Esta segunda infância, porém, fora apressada pelos ditados da sobrevivência.
Quando
iniciaram a viagem já ele se acostumava de cantar, dando vaga a distraídas
brincriações. No convívio com a solidão, porém, o canto acabou por migrar de
si. Os dois caminheiros condiziam com a estrada, murchos e desesperançados.
Muidinga
e Tuahir param agora frente a um autocarro queimado. Discutem, discordando-se.
O jovem lança o saco no chão, acordando poeira. O velho ralha:
-
Estou-lhe a dizer, miúdo: vamos instalar casa aqui mesmo.
-
Mas aqui? Num machimbombo (autocarro) todo incendiado?
-
Você não sabe nada, miúdo. O que já está queimado não volta a arder.
Muidinga
não ganha convencimento. Olha a planície, tudo parece desmaiado. Naquele
território, tão despido de brilho, ter razão é algo que já não dá vontade. Por
isso ele não insiste. Roda à volta do machimbombo. O veículo se despistara,
ficara meio atravessado na rodovia. A dianteira estava amassada de encontro a
um imenso embondeiro. Muidinga se encosta ao tronco da árvore e pergunta:
-
Mas na estrada não é mais perigoso, Tuahir? Não é melhor esconder no
mato?
-
Nada. Aqui podemos ver os passantes. Está-me compreender?
-
Você sempre sabe, Tuahir.
-
Não vale a pena queixar. Culpa é sua: não é você que quer procurar seus pais?
-
Quero. Mas na estrada quem passa são os bandos (Bandos: designação popular
de bandidos armados).
-
Os bandos se vierem, nós fingimos que estamos mortos. Faz conta falecemos junto
com o machimbombo.
Entram
no autocarro. O corredor e os bancos estão ainda cobertos de corpos
carbonizados. Muidinga se recusa a entrar. O velho avança pelo corredor, vai
espreitando os cantos da viatura.
-
Estes arderam bem. Veja como todos ficaram pequenitos. Parece o fogo gosta de
nos ver crianças.
Tuahir
se instala no banco traseiro, onde o fogo não chegara. O miúdo continua
receoso, hesitando entrar. O velho encoraja:
-
Venha, são mortos limpos pelas chamas.
Muidinga
vai avançando, pisando com mil cautelas. Aquele recinto está contaminado pela
morte. Seriam precisas mil cerimónias para purificar o autocarro.
-
Não faça essa cara, miúdo. Os falecidos se ofendem se lhes mostramos nojo.
Muidinga
arruma o saco num banco. Senta-se e observa o recanto conservado.

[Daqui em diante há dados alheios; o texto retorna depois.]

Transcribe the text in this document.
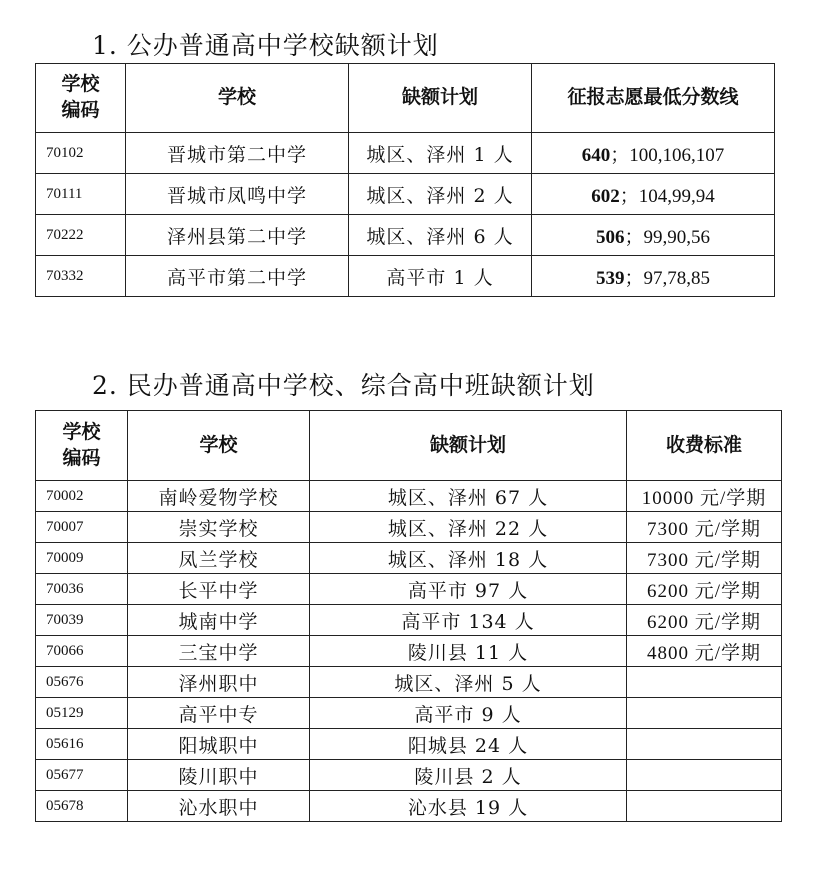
1. 公办普通高中学校缺额计划
学校
编码	学校	缺额计划	征报志愿最低分数线
70102	晋城市第二中学	城区、泽州 1 人	640；100,106,107
70111	晋城市凤鸣中学	城区、泽州 2 人	602；104,99,94
70222	泽州县第二中学	城区、泽州 6 人	506；99,90,56
70332	高平市第二中学	高平市 1 人	539；97,78,85
2. 民办普通高中学校、综合高中班缺额计划
学校
编码	学校	缺额计划	收费标准
70002	南岭爱物学校	城区、泽州 67 人	10000 元/学期
70007	崇实学校	城区、泽州 22 人	7300 元/学期
70009	凤兰学校	城区、泽州 18 人	7300 元/学期
70036	长平中学	高平市 97 人	6200 元/学期
70039	城南中学	高平市 134 人	6200 元/学期
70066	三宝中学	陵川县 11 人	4800 元/学期
05676	泽州职中	城区、泽州 5 人	
05129	高平中专	高平市 9 人	
05616	阳城职中	阳城县 24 人	
05677	陵川职中	陵川县 2 人	
05678	沁水职中	沁水县 19 人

Há tecto, assentos, encostos. O velho,
impávido, já se deitou a repousar. De olhos fechados, espreguiça a voz:
-
Sabe bem uma sombrinha assim. Não descanso desde que fugimos do
campo.
Você não quer sombrear?
-
Tuahir, vamos tirar esses corpos daqui.
-
E porquê? Cheiram-lhe mal?
O miúdo não responde logo. Está virado para a janela quebrada. O velho insiste que descanse. Desde que saíram do campo de deslocados eles não tinham tido pausa. Muidinga permanece de costas viradas. Se escuta apenas o seu respirar, quase resvalando em soluço. Então, ele repete a sussurrante súplica: que se limpe aquele refúgio.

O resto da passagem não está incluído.